When buttoned-down lady lawyer B.J. Corban’s sister sends her for some R&R in the mountains to recover from a broken engagement, she expects the only fight she’ll have is with the tent she doesn’t know how to set up. Who should come roaring by but Crash Beauregard in leather and denim on his motorcycle, oozing sex and the essence of bad boy? Before the first day is through, they’ve shared a heady kiss, cuddled through a rain storm, and found adorable puppy Baxter. And shared some major sexual tension and dialogue where he parried, he thrusted – and she threatened to knee him in the groin.
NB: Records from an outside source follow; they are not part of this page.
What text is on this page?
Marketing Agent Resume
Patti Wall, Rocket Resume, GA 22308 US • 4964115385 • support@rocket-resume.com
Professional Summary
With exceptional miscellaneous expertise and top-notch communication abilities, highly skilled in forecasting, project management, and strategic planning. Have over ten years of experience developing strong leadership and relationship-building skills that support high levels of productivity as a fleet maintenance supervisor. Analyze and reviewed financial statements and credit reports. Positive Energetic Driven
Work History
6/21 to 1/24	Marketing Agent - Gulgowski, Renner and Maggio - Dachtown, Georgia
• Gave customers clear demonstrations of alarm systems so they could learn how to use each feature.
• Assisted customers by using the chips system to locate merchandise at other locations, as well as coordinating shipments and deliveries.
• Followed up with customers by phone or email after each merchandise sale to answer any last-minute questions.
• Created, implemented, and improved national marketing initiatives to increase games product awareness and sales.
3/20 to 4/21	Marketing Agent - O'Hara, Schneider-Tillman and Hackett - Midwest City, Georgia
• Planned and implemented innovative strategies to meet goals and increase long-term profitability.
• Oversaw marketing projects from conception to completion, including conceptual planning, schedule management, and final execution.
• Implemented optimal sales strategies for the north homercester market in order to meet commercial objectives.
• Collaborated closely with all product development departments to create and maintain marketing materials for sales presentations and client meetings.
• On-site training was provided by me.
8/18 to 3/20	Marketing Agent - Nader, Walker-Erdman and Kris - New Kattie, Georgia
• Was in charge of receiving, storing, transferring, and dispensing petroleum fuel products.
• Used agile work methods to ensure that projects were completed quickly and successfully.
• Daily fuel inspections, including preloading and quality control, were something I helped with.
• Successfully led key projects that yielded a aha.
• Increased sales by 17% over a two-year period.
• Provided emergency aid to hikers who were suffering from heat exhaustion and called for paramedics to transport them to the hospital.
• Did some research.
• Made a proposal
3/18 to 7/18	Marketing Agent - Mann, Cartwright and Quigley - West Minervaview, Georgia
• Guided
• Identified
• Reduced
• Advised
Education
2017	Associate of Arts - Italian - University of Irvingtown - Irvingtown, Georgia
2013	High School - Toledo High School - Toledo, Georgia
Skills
What’s not to love?
On day two, the aforementioned feeling up occurs, as does B.J.’s getting lost at night in the mountains, only to be found by Crash, who just “knows” she’s lost, and just “knows” exactly where she can be found. After he rescues her, things really get hot and heavy, but just as he’s contemplating her “sweet honeypot” (that’s also “hot, slick and swollen”), he realizes his free-spirited lifestyle would never mesh with her “big-city” lawyerly ways. And so, after he’s gotten the prim and proper B.J. all worked up, he extricates himself from the situation, leaving her to feel rejected once again.
This might have all made sense had Crash actually been a free-spirited biker, but he’s not. Oh no – he’s a lawyer. Oh no – he’s actually a judge, which B.J. discovers when she has a case in his court. Things take a considerable turn for the worse when B.J. gussies herself up one night to seduce Crash – seems her biological clock is ticking away and she wants a real-life sperm donor.
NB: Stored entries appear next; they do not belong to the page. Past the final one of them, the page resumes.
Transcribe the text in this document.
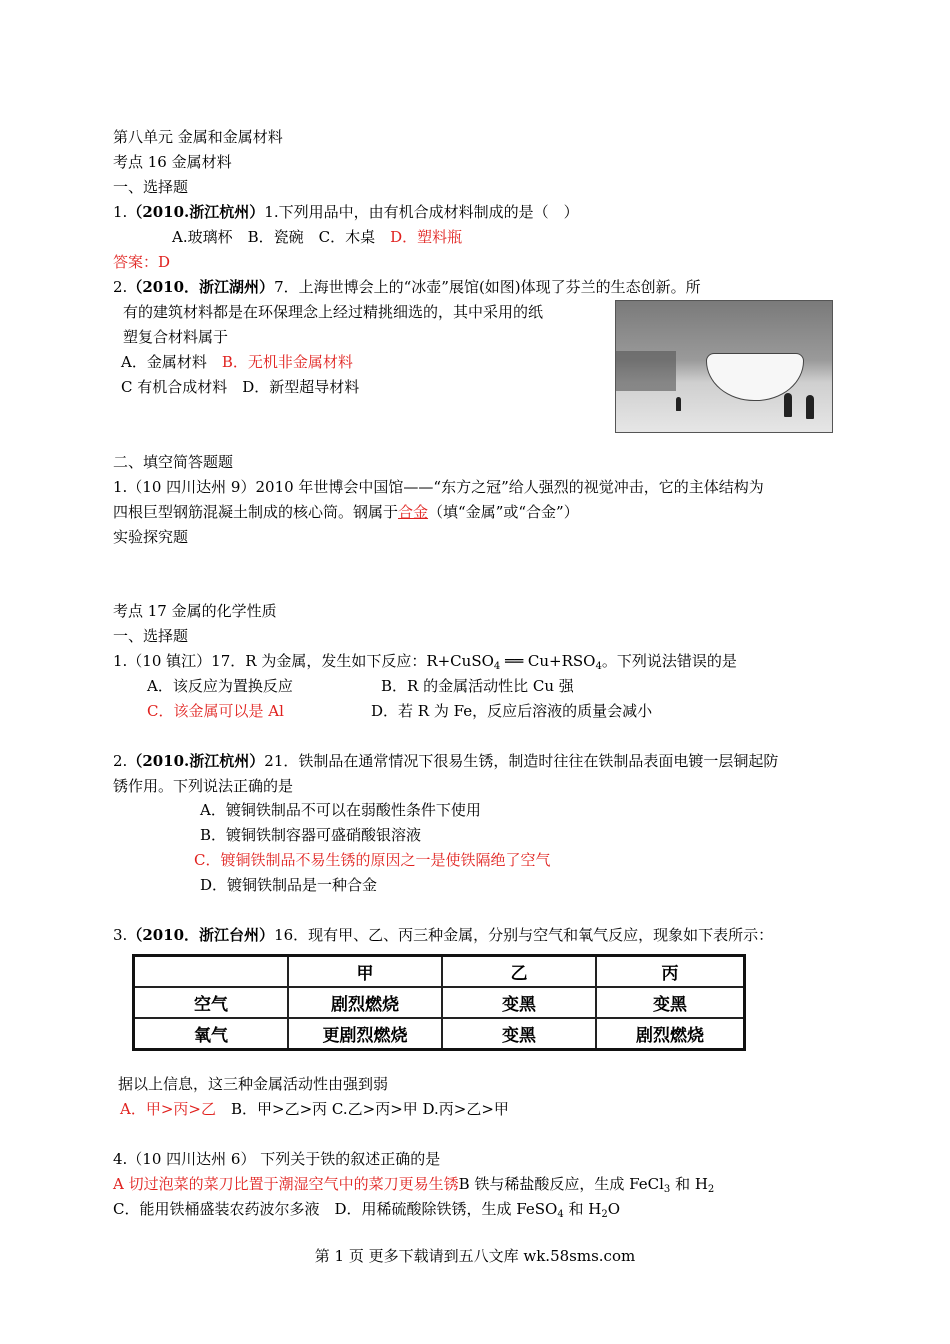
第八单元 金属和金属材料
考点 16 金属材料
一、选择题
1.（2010.浙江杭州）1.下列用品中，由有机合成材料制成的是（　）
A.玻璃杯　B．瓷碗　C．木桌　D．塑料瓶
答案：D
2.（2010．浙江湖州）7．上海世博会上的“冰壶”展馆(如图)体现了芬兰的生态创新。所
有的建筑材料都是在环保理念上经过精挑细选的，其中采用的纸
塑复合材料属于
A．金属材料　B．无机非金属材料
C 有机合成材料　D．新型超导材料
二、填空简答题题
1.（10 四川达州 9）2010 年世博会中国馆——“东方之冠”给人强烈的视觉冲击，它的主体结构为
四根巨型钢筋混凝土制成的核心筒。钢属于合金（填“金属”或“合金”）
实验探究题
考点 17 金属的化学性质
一、选择题
1.（10 镇江）17．R 为金属，发生如下反应：R+CuSO$_4$ ══ $Cu+RSO_4$。下列说法错误的是
A．该反应为置换反应	B．R 的金属活动性比 Cu 强
C．该金属可以是 Al	D．若 R 为 Fe，反应后溶液的质量会减小
2.（2010.浙江杭州）21．铁制品在通常情况下很易生锈，制造时往往在铁制品表面电镀一层铜起防
锈作用。下列说法正确的是
A．镀铜铁制品不可以在弱酸性条件下使用
B．镀铜铁制容器可盛硝酸银溶液
C．镀铜铁制品不易生锈的原因之一是使铁隔绝了空气
D．镀铜铁制品是一种合金
3.（2010．浙江台州）16．现有甲、乙、丙三种金属，分别与空气和氧气反应，现象如下表所示：
	甲	乙	丙
空气	剧烈燃烧	变黑	变黑
氧气	更剧烈燃烧	变黑	剧烈燃烧
据以上信息，这三种金属活动性由强到弱
A．甲>丙>乙　B．甲>乙>丙 C.乙>丙>甲 D.丙>乙>甲
4.（10 四川达州 6） 下列关于铁的叙述正确的是
A 切过泡菜的菜刀比置于潮湿空气中的菜刀更易生锈B 铁与稀盐酸反应，生成 FeCl$_3$ 和 $H_2$
C．能用铁桶盛装农药波尔多液　D．用稀硫酸除铁锈，生成 FeSO$_4$ 和 $H_2O$
第 1 页 更多下载请到五八文库 wk.58sms.com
Author Webb substitutes outlandish sexuality for deep-felt emotion in Bringing up Baxter. The result is that B.J. seems ever more desperate and Crash constantly crass. The more he heats her up, the worse her rejection feels when he changes his mind. While this allows the characters to progress in their relationship, such as it is, it is annoying for the reader because the book doesn’t really fulfill its true destiny, which would be a boink-fest.
I didn’t buy this book looking for a boink-fest, but it would have been a better read had it been a boink-fest. A crass hero and a desperate heroine aren’t my idea of romance. If you can find Peggy Webb’s Angels on Zebras, you might enjoy it as a guilty pleasure, but there’s nothing to enjoy in Bringing up Baxter, not even the dog.